Cooldowns on the language package manager side are trying to retrofit something like that review window onto ecosystems that never had one, giving security researchers a few days to flag a malicious publish before automated tooling pulls it into lockfiles. Asking Homebrew or apt to add the same feature would mean delaying security patches through a process that already has human gatekeepers, which costs more than it saves.

The timestamp problem

pip's --uploaded-prior-to and npm's older --before flag originally only took absolute timestamps, and the discussion about adding relative duration support to pip reveals how these two modes serve different goals that happen to share implementation surface. An absolute timestamp pins your dependency resolution to a moment in time, so running the same install six months from now produces the same result. A relative duration like 7 days is the security version: a sliding window that moves forward with you, always excluding recent publishes regardless of when the build runs. pip added relative durations in 26.1, uv's --exclude-newer accepts both forms, and npm has both --before for absolute dates and min-release-age for relative durations. pnpm, Yarn, Bun, and Deno only accept relative durations.

The pip thread also got into the fiddly business of parsing duration strings. ISO 8601 durations (P7D) are unambiguous but nobody wants to type them, human-readable strings like 7 days are friendly but need a parser, and variable-length calendar units like months and years require knowing which month you're in to convert to a concrete number of days. uv went with ISO 8601 plus friendly strings but excluded months and years entirely, and pip went with relative durations in 26.1, which covers nearly every real use case without dragging in leap year arithmetic.

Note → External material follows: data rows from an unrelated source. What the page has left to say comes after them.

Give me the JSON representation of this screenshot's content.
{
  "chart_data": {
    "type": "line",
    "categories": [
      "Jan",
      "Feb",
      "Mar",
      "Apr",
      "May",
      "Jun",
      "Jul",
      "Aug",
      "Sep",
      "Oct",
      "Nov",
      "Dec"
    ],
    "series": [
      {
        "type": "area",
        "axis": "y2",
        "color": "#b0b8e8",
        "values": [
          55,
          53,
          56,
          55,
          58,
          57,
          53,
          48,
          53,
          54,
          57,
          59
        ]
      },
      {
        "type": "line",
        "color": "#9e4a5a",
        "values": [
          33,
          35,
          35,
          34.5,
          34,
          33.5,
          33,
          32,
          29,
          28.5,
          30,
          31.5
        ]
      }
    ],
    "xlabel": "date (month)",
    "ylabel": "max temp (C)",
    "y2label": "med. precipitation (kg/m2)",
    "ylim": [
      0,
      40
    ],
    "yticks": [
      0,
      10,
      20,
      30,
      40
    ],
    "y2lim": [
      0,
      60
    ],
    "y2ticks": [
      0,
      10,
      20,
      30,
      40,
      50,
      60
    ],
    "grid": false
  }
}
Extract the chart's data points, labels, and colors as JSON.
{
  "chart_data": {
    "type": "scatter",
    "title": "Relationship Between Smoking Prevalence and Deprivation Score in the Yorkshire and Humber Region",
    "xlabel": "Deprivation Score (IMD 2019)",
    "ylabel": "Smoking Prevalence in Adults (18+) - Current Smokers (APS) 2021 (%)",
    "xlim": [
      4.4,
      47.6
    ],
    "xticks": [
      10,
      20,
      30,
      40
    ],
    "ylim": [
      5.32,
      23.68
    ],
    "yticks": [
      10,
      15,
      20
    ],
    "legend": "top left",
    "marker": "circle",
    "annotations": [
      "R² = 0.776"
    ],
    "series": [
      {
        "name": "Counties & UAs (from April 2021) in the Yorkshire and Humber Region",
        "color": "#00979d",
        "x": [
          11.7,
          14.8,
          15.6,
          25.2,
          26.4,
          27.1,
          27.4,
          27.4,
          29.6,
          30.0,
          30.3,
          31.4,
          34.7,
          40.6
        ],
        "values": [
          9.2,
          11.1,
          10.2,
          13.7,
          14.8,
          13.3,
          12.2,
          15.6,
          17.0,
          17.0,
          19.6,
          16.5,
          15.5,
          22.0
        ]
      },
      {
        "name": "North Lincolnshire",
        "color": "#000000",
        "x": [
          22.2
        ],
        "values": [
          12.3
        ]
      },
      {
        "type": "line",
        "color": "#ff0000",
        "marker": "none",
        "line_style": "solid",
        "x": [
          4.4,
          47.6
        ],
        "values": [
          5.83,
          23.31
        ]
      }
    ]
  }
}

Even the question of what "seven days ago" means gets complicated when your CI server is in UTC, your developer laptop is in US Pacific time, and the registry timestamp uses whatever timezone PyPI's servers happen to be configured with. A few hours of timezone skew can determine whether a package published six days and twenty-two hours ago passes the cooldown check or not.

Which timestamp counts as "published" also varies: Dependabot's GitHub Actions cooldown uses the tag's commit date rather than the release publication date, so a tag cut 100 days ago but only released yesterday sails straight through a 7-day cooldown. Most language registries have a single upload timestamp so this doesn't come up, but anything sourced from git tags (GitHub Actions, Go modules, git submodules) has at least two candidate dates that can be months apart.

Whether the registry exposes a timestamp at all predicts adoption speed pretty well: the ecosystems that already had publish times in their index API moved fastest, because cooldowns become a pure client-side filter when the resolver can already see when each version landed. npm's packument has carried a per-version time field for years and PyPI added upload-time to the simple index via PEP 700 in 2022, so pnpm, uv, and pip could ship the feature without touching the server.

The npm field does come with a cost though, since time only appears in the full packument and not the abbreviated response most installers normally request, so enabling cooldowns means pulling multi-megabyte JSON files for popular packages instead of the slim variant. RubyGems' compact index doesn't carry timestamps at all, so the Bundler work depends on adding created_at to the compact index /info endpoint first, and changing a wire format that every Ruby install reads needs broader agreement than a client-side flag does.